Abbiamo chiesto al teologo Ioannis Maragós, parroco nell’isola greca di Syros, la sua opinione sull’incontro a L’Avana tra il pontefice romano e il patriarca di Mosca.
– Come qualificherebbe l’incontro tra papa Francesco e il patriarca di Mosca Kirill?
Uno strano incontro tra papa Francesco e il patriarca della Russia Kirill nella sala di attesa e di transito di un aeroporto in un territorio neutro. Un cerimoniale conciso, saluti e abbracci d’obbligo, colloquio privato, firma di una dichiarazione comune precedentemente concordata nei minimi particolari, doni e saluti finali. Tutto ben concertato per non avere brutte sorprese. Senza preghiere, senza gesti caratteristici cristiani, a parte la croce e la Madonna odighitria alle spalle. Giusto come due capi di stato. Quindi, anche la dichiarazione ha il carattere di un documento diplomatico, pulito, in un linguaggio velato di teologia. Certo, si potrebbe vedere in questa austerità un segno di una Chiesa pellegrina verso la patria celeste. Noi però, a Sud-est di Roma, abbiamo un’esperienza diversa.
Quando a Giovanni Paolo II, ad Atene, fu offerto il pranzo dall’arcivescovo ortodosso, fu sollevato il problema: una preghiera sì o no? Da buoni cristiani, certamente sì, ma la santa tradizione dei padri prescrive che non si può pregare con gli scismatici e gli eretici. Nella nostra isola la presenza nelle nostre chiese di preti ortodossi si è ristretta all’osso. Prima venivano ad ogni occasione. Adesso, quando vengono, lo fanno – ha spiegato il metropolita di Syros, Doroteo – come si va ad un incontro di tipo sociale, senza fare né un segno di croce né recitare una preghiera.
L’incontro de L’Avana mi è parso avere le caratteristiche di un incontro diplomatico e politico, per niente spirituale. E questo non per colpa del papa, quanto piuttosto per la paura del patriarca Kirill degli ultraconservatori.
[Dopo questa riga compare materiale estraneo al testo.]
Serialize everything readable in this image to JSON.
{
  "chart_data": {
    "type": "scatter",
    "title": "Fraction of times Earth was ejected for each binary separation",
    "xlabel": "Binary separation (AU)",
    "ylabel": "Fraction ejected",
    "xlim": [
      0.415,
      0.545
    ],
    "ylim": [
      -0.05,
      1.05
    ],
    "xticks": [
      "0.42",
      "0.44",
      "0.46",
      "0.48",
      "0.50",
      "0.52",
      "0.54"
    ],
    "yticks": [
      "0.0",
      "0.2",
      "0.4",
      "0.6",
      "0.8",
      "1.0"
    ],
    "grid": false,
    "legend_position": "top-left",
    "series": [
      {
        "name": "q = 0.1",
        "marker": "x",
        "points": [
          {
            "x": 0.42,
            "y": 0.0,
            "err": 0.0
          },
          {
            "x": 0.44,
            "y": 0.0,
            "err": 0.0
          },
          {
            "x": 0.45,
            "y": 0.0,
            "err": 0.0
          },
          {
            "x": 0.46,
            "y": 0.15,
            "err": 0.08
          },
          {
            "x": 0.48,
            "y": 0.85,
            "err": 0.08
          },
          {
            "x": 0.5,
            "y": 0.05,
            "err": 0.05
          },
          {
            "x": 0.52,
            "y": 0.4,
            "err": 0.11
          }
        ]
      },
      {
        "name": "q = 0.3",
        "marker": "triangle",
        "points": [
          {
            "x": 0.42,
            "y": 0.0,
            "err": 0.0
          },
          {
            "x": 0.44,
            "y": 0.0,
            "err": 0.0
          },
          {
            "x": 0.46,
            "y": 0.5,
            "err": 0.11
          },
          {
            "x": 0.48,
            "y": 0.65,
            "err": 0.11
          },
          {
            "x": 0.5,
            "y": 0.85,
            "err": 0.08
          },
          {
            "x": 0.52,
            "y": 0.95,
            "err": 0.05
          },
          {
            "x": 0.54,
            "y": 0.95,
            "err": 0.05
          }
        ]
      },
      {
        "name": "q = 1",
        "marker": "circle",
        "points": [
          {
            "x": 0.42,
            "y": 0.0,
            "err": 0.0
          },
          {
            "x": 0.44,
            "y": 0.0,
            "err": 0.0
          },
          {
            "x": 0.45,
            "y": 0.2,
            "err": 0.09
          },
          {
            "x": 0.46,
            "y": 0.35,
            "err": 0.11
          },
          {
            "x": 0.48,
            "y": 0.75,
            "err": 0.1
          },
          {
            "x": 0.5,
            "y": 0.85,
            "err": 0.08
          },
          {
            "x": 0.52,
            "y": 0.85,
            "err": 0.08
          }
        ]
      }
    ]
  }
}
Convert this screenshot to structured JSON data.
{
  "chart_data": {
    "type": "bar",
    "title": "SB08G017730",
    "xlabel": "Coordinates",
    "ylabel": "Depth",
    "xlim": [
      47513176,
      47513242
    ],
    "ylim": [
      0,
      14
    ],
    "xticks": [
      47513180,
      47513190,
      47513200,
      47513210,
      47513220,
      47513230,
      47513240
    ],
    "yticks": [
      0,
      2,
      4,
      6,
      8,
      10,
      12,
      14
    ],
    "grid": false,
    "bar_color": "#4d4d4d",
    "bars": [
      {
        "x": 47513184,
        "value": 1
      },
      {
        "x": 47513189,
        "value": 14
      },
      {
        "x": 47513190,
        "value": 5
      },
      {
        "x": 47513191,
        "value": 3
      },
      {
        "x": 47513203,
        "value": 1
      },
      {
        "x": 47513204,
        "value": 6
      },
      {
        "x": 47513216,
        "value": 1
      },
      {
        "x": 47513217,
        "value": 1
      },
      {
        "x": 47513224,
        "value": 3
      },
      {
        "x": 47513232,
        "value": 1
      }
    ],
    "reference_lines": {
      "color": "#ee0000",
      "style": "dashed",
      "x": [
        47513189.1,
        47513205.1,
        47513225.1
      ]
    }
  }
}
Le Chiese ortodosse vanno verso il tormentato concilio pan-ortodosso, che si celebrerà a Creta, e i gerarchi devono studiare tutte le mosse.
– Ha fatto scalpore in Grecia la recente nomina del nuovo esarca per i cattolici di rito greco, il benedettino spagnolo Manuel Nin, teologo ed esperto di liturgia, già rettore del Pontificio Collegio Greco di Roma?
Certamente sì. I più moderati l’hanno considerata una scelta stranissima. Il nuovo esarca sarà consacrato il 13 aprile a Roma per paura di disordini da parte dei fanatici ortodossi, che non sono solo semplici fedeli, ma anche metropoliti. Gli hanno già affibbiato diversi titoli: un latino vestito da orientale, un lupo camuffato da agnello, un cavallo di Troia che Roma ha introdotto per espugnare l’ortodossia… Staremo a vedere come andranno le cose.
– Che cosa rimprovera alla Santa Sede?
Deve cambiare atteggiamento. Posso portare la mia esperienza all’interno della Chiesa di rito latino in Grecia. Arrivano ad Atene cardinali e dignitari di curia per visite ufficiali e ufficiose alla Chiesa ortodossa per parlare di ecumenismo, unione e quant’altro. “Baci e abbracci” a non finire, direbbe il mio vescovo, ora emerito, Papamanolis. Si comportano come se la Chiesa cattolica locale non esistesse. Noi veniamo informati dai mass media locali.
C’è tanta strada da fare. L’ecumenismo deve andare al di là delle barriere innalzate dalle divisioni delle diverse denominazioni cristiane. Dovrà tentare di cogliere tutti i segmenti, facendo respirare e vivere tutta l’ampiezza della realtà umana, sia che si radichi nei valori evangelici sia che si fondi sui reali bisogni dell’uomo.